I'll break it down a bit more:
In general elections, most people vote based on party, with a bit of economic circumstances and (the overlapping factor of) approval for the incumbent president thrown in. Everything else is relatively minor. At best, a gaffe might have a very short-term effect, so one that happens in the days before an election might make a very small difference. Anything earlier -- including during presidential debates -- won't.
In nomination politics, during the (current) invisible primary phase, what's mainly happening is that party leaders of various types are assessing whether the candidates will support their issue demands and whether the candidates are apt to win. Gaffes can matter indirectly to the second of those; a candidate who develops a reputation for being gaffe-prone might lose support from those party elites who are focused on winning.
During the primaries and caucuses, gaffes may well be important.
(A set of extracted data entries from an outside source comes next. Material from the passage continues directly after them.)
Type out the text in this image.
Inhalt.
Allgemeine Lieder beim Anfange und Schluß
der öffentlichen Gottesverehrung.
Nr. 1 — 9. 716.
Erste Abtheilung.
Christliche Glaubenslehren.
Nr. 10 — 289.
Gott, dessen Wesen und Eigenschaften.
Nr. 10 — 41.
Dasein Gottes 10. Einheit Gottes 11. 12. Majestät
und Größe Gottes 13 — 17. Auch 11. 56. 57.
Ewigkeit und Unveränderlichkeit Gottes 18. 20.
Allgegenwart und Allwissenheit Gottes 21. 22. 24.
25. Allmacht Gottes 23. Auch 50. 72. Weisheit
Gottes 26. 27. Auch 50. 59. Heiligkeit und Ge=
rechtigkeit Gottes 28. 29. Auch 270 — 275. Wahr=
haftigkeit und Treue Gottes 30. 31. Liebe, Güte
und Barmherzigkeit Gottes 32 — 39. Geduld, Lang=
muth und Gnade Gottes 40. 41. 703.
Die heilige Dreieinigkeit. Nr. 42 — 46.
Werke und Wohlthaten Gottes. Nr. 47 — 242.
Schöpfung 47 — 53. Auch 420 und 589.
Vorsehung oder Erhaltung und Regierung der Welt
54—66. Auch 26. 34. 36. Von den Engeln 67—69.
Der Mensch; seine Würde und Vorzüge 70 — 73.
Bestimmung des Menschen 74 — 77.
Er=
Voters are seeking to differentiate between very similar candidates, and someone who says something stupid during the week before a primary could easily lose support that week (although it's unlikely to be a long-term effect; a gaffe now wouldn't hurt next February). However, remember that the primaries and caucuses phase of the nomination contest is heavily structured by what's happening before the voters get involved...George W. Bush and Al Gore had basically wrapped things up before Iowa in 2000, for example, so either could have easily withstood even a significant gaffe -- and it wouldn't have mattered what the other candidates said. And (via Nyhan) even when the circumstances seem ideal for a gaffe to matter, it's still rare for it to make much difference, as two John Sides posts about 2008 show.
So that's it. Basically, it's just not that big a deal.